The crisis that Sri Lanka is facing now has to be looked at statistically and financially. Options available will be to restructure all foreign commercial borrowings. Government can borrow at low interest rates from many global funding institutions based on project proposals as long-term investments at low interest rates with grace periods with help of IMF, ADB, JBIC, IFC, WB and others. 

The way out of public debt for welfare has to be met with increased taxes or removal of subsidies. Government is moving the low-income public to a “low income trap” by providing Samurdhi, handouts etc. This year approximately 500,000 families have been moved down to the low income group.  

The objective of the Government should be to move No Income Groups to Low Income Groups and Low Income Groups to Middle Income Groups by supporting and inciting private sector to increase employment opportunity, greater agriculture performance and farming. 
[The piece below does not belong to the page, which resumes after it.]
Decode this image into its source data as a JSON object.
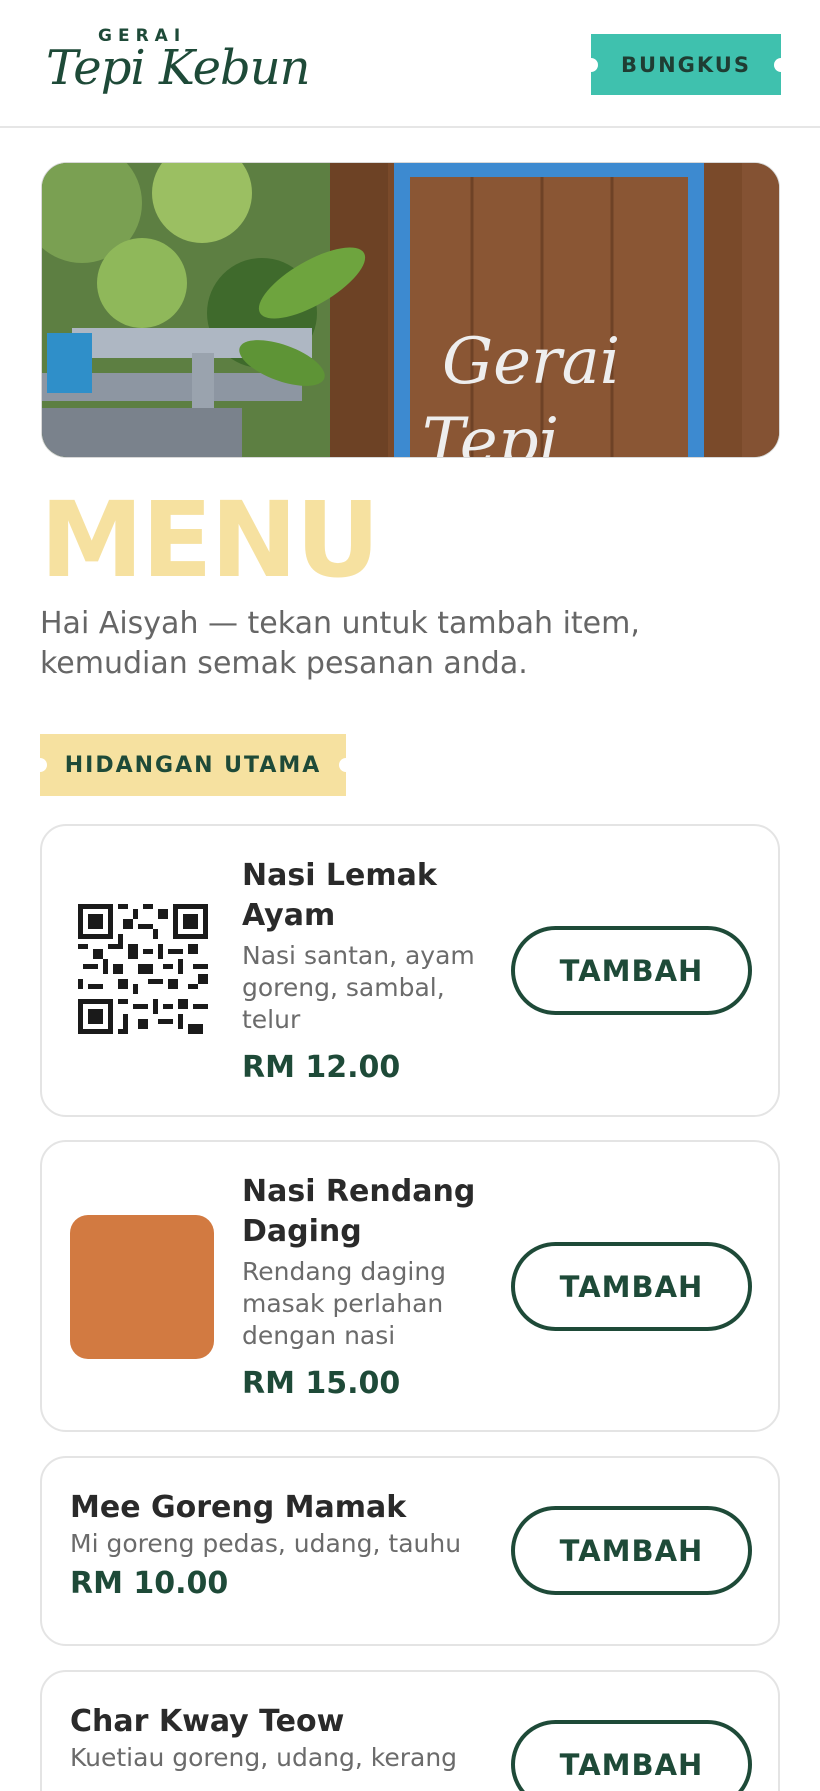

India and China are good examples in moving No Income to Low income to Middle Income Groups. Bangladesh has been able to move its Poverty Rate down to 11% in 2021 and is expected to hit below 10% in 2022 in spite of COVID, as stated by the World Bank. Our politicians work the other way by increasing welfare recipients; “Koheda Yanne Malle Pol”.

A major role can be played by increasing private public transport and improved non-subsidised railway service which is used only by 7% of the traveling public. Efficiency of public utilities must be measured by output per employee vs cost of employment as a target for efficiency. Private Vs Public organisations. 

A good example is Indian Oil Corporation, a State corporation of India in Sri Lanka. They make profit whereas Ceylon Petroleum Corporation Operates at a loss? Cost of employment is very high at CPC as well and there being a political indifference in management.

Still imports are greater than exports in spite of ban on imports. Debt to GDP is 111%. Value of the rupee has dropped by approximately 32%. Banks are on Rating Watch Negatives. Bilateral debt has increased due to political bungling. 

Another shortcut method is to maintain two sets of books. Move all Government and State organisation outstanding debt between State organisations such as Debt to Petroleum Corporation by CEB/Railway/SLTB/SriLankan off the books from 31 March and operate on a cash basis. 

Thereby deleting State responsibility for settlement of dues; “Robbing Peter to Pay Paul”. This will result in loss-making State organisation responsible for payments. Ministries and Heads of Departments will have to think as private sector non-subsidised organisations to work on a cost vs output basis.

We need to bail out of the current crisis by having immediate, short-term, long-term plans. It may be unpopular but “Country and People have to survive for the next generation”. Even with a change of Government, Central Bank Governor and Secretary Ministry of Finance should not be moved until the country gets out of crisis assuming their plans work within the next four to six months. 

Professionals in ministries must be made to undertake responsibility. Politicians are interested in winning the next election at the cost of people. Country has to survive and people have to live over and above politics.

The smartest move to bail out corrupt debt-burdened countries is being done by India which is Aid for Trade. If not, 30% of the bailout package will be pocketed by corrupt politicians as what has happened to this country for the past three decades.